Children who are eligible for free lunches under the National School Lunch Program are going to get a whole lot more bundled with that service for improving their education.
Thanks to a new program dubbed Internet Essentials, unveiled in partnership between Comcast and the Federal Communications Commission, these same students will be provided with low-cost Internet service and computers along with digital literacy training.
FCC chairman Julius Genachowski explained during the launch event in the District of Columbia on Tuesday:
The program will prepare the next generation, create new opportunities for more jobs and will make a positive difference in the lives of many Americans. I challenge other service producers to take concrete steps to help close the broadband adoption gap.
Genachowski said that "roughly 100 million Americans are being bypassed by the broadband revolution," and that 68 percent of Americans don't have Internet connections at home -- compared to 90 percent in South Korea and Singapore.
The FCC chairman also cited a survey from Connected Nation that found that only 46 percent of low-income households with children have adopted broadband, and that number plummets to 37 percent for minority low-income households.
Thus, Comcast is working with a network of school districts and community based organizations nationwide to get Internet Essentials running. Here's a snapshot of how large the program is so far:
- Incorporates over 1,000 school districts with roughly 20,000 schools and over 4.5 million students who are eligible for the National School Lunch Program
- Almost 1,000 community partners are participating and sharing information about Internet Essentials
- Nearly 10 million pieces of bilingual Internet Essentials informational materials have been distributed
The overall idea behind the program is to address what Comcast executives argue are the three primary barriers to broadband adoption: a lack of knowledge as well as the expense of a home computer and the cost of Internet access.
Comcast's executive vice president David L. Cohen added:
Internet Essentials helps level the playing field for low-income families by connecting students online with their teachers and their schools’ educational resources. The program will enable parents to receive digital literacy training so they can do things like apply for jobs online or use the Internet to learn more about healthcare and government services available where they live.

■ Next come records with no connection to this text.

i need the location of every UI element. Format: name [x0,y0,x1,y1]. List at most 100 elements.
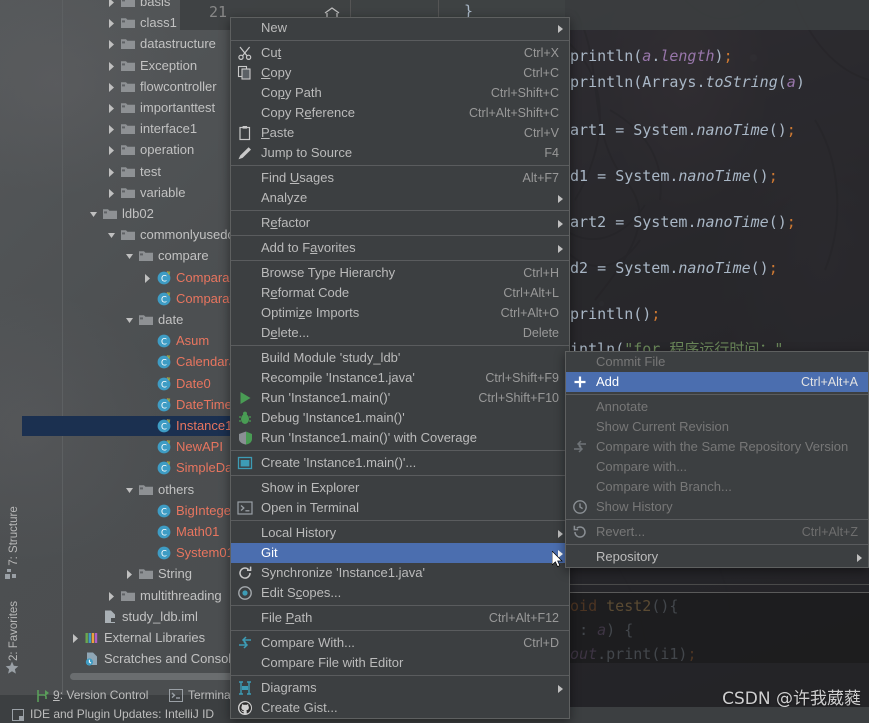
status-bar-text[interactable]: IDE and Plugin Updates: IntelliJ ID [30,707,214,721]
menu-item-optimize-imports[interactable]: Optimize Imports Ctrl+Alt+O [231,303,569,323]
chevron-right-icon[interactable] [142,268,153,288]
tree-item-label: External Libraries [104,630,206,645]
menu-item-open-in-terminal[interactable]: Open in Terminal [231,498,569,518]
menu-item-label: Open in Terminal [261,500,360,515]
menu-item-compare-with-branch: Compare with Branch... [566,477,868,497]
menu-item-shortcut: Ctrl+D [523,636,559,650]
menu-item-new[interactable]: New [231,18,569,38]
menu-item-label: Synchronize 'Instance1.java' [261,565,425,580]
menu-item-create-gist[interactable]: Create Gist... [231,698,569,718]
chevron-right-icon[interactable] [106,119,117,139]
chevron-right-icon[interactable] [106,162,117,182]
menu-item-compare-file-with-editor[interactable]: Compare File with Editor [231,653,569,673]
menu-item-diagrams[interactable]: Diagrams [231,678,569,698]
menu-item-run-instance1-main[interactable]: Run 'Instance1.main()' Ctrl+Shift+F10 [231,388,569,408]
folder-icon [138,312,154,328]
menu-item-label: Run 'Instance1.main()' [261,390,391,405]
tree-item-label: variable [140,184,186,200]
chevron-right-icon [558,25,563,33]
editor-lower-split-pane[interactable] [565,593,869,663]
chevron-right-icon[interactable] [124,564,135,584]
menu-item-git[interactable]: Git [231,543,569,563]
chevron-right-icon[interactable] [106,98,117,118]
menu-item-compare-with[interactable]: Compare With... Ctrl+D [231,633,569,653]
chevron-right-icon[interactable] [70,628,81,648]
menu-item-browse-type-hierarchy[interactable]: Browse Type Hierarchy Ctrl+H [231,263,569,283]
tree-item-label: NewAPI [176,439,223,455]
menu-item-recompile-instance1-java[interactable]: Recompile 'Instance1.java' Ctrl+Shift+F9 [231,368,569,388]
menu-item-add[interactable]: Add Ctrl+Alt+A [566,372,868,392]
chevron-down-icon[interactable] [124,310,135,330]
folder-icon [120,36,136,52]
chevron-right-icon[interactable] [106,140,117,160]
menu-item-file-path[interactable]: File Path Ctrl+Alt+F12 [231,608,569,628]
rail-structure-label[interactable]: 7: Structure [8,496,20,576]
menu-item-local-history[interactable]: Local History [231,523,569,543]
chevron-down-icon[interactable] [88,204,99,224]
svg-text:C: C [161,359,167,369]
chevron-down-icon[interactable] [124,246,135,266]
menu-item-delete[interactable]: Delete... Delete [231,323,569,343]
menu-separator [231,235,569,236]
menu-separator [566,519,868,520]
chevron-right-icon[interactable] [106,183,117,203]
menu-item-build-module-study-ldb[interactable]: Build Module 'study_ldb' [231,348,569,368]
menu-item-copy-path[interactable]: Copy Path Ctrl+Shift+C [231,83,569,103]
menu-item-label: Recompile 'Instance1.java' [261,370,415,385]
menu-item-compare-with: Compare with... [566,457,868,477]
menu-item-run-instance1-main-with-coverage[interactable]: Run 'Instance1.main()' with Coverage [231,428,569,448]
menu-item-jump-to-source[interactable]: Jump to Source F4 [231,143,569,163]
chevron-right-icon[interactable] [106,34,117,54]
menu-item-shortcut: Ctrl+Alt+Z [801,525,858,539]
code-line: nd1 = System.nanoTime(); [565,167,778,185]
chevron-right-icon[interactable] [106,13,117,33]
menu-item-repository[interactable]: Repository [566,547,868,567]
scopes-icon [237,585,253,601]
left-tool-rail[interactable]: 7: Structure 2: Favorites [0,0,22,695]
chevron-right-icon[interactable] [106,77,117,97]
svg-text:C: C [161,274,167,284]
git-submenu[interactable]: Commit File Add Ctrl+Alt+A Annotate Show Cur… [565,351,869,568]
menu-item-show-in-explorer[interactable]: Show in Explorer [231,478,569,498]
menu-item-label: Create Gist... [261,700,338,715]
menu-item-debug-instance1-main[interactable]: Debug 'Instance1.main()' [231,408,569,428]
java-class-runnable-icon: C [156,397,172,413]
menu-item-synchronize-instance1-java[interactable]: Synchronize 'Instance1.java' [231,563,569,583]
menu-item-create-instance1-main[interactable]: Create 'Instance1.main()'... [231,453,569,473]
folder-icon [120,0,136,10]
menu-item-label: Diagrams [261,680,317,695]
tree-item-label: System01 [176,545,234,561]
tree-item-label: basis [140,0,171,9]
tree-item-label: SimpleDat [176,460,236,476]
svg-text:C: C [161,295,167,305]
csdn-watermark: CSDN @许我葳蕤 [722,689,861,709]
chevron-right-icon[interactable] [106,56,117,76]
chevron-right-icon[interactable] [106,586,117,606]
java-class-icon: C [156,524,172,540]
compare-icon [237,635,253,651]
context-menu[interactable]: New Cut Ctrl+X Copy Ctrl+C Copy Path Ctrl+Shif… [230,17,570,719]
terminal-icon [169,689,183,702]
menu-item-copy[interactable]: Copy Ctrl+C [231,63,569,83]
chevron-right-icon[interactable] [106,0,117,12]
tree-item-label: test [140,163,161,179]
chevron-down-icon[interactable] [106,225,117,245]
version-control-button[interactable]: 99: Version Control: Version Control [53,688,148,702]
menu-item-add-to-favorites[interactable]: Add to Favorites [231,238,569,258]
menu-item-find-usages[interactable]: Find Usages Alt+F7 [231,168,569,188]
chevron-right-icon [558,220,563,228]
rail-favorites-label[interactable]: 2: Favorites [8,591,20,671]
menu-item-cut[interactable]: Cut Ctrl+X [231,43,569,63]
terminal-button[interactable]: Terminal [188,688,233,702]
chevron-down-icon[interactable] [124,480,135,500]
menu-item-analyze[interactable]: Analyze [231,188,569,208]
menu-item-reformat-code[interactable]: Reformat Code Ctrl+Alt+L [231,283,569,303]
menu-item-refactor[interactable]: Refactor [231,213,569,233]
menu-item-paste[interactable]: Paste Ctrl+V [231,123,569,143]
menu-item-copy-reference[interactable]: Copy Reference Ctrl+Alt+Shift+C [231,103,569,123]
menu-separator [231,165,569,166]
menu-item-shortcut: Ctrl+C [523,66,559,80]
menu-item-label: Add to Favorites [261,240,356,255]
menu-item-edit-scopes[interactable]: Edit Scopes... [231,583,569,603]
menu-item-label: Compare with... [596,459,688,474]
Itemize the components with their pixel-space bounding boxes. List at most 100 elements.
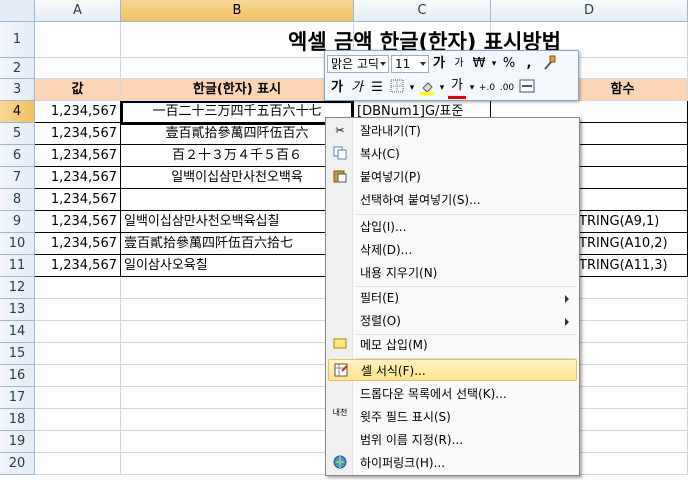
chevron-down-icon[interactable]: ▾	[490, 55, 498, 73]
data-cell-b[interactable]: 壹百貳拾參萬四阡伍百六	[121, 123, 354, 145]
font-size-box[interactable]: 11	[391, 55, 429, 73]
empty-cell[interactable]	[35, 22, 121, 58]
chevron-down-icon[interactable]: ▾	[468, 79, 476, 97]
shrink-font-button[interactable]: 가	[450, 55, 468, 73]
menu-item-paste-special[interactable]: 선택하여 붙여넣기(S)...	[328, 189, 577, 211]
empty-cell[interactable]	[35, 321, 121, 343]
column-header-a[interactable]: A	[35, 0, 121, 22]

Again, this is low-cost -- not completely free -- but certainly a bargain and an education-related cause worth supporting. Residential Internet service under this program will cost $9.95 per month + applicable taxes with the promise of no price increases, activation fees or equipment rental fees. Additionally, members of this program will receive a voucher to cover a low-cost computer for $149.99 plus taxes.
Digital literacy training (online, in person and via print) will be completely free.
Not only does this program put pressure on other Internet providers to do something about providing lower-cost coverage to students and low-income families, but there is also an opportunity for computer manufacturers as well. There are few computers that fit into the sub-$200 range, but we could be seeing some in the next few years -- especially browser-only models like Google's Chromebook series that are already being touted for educational purposes.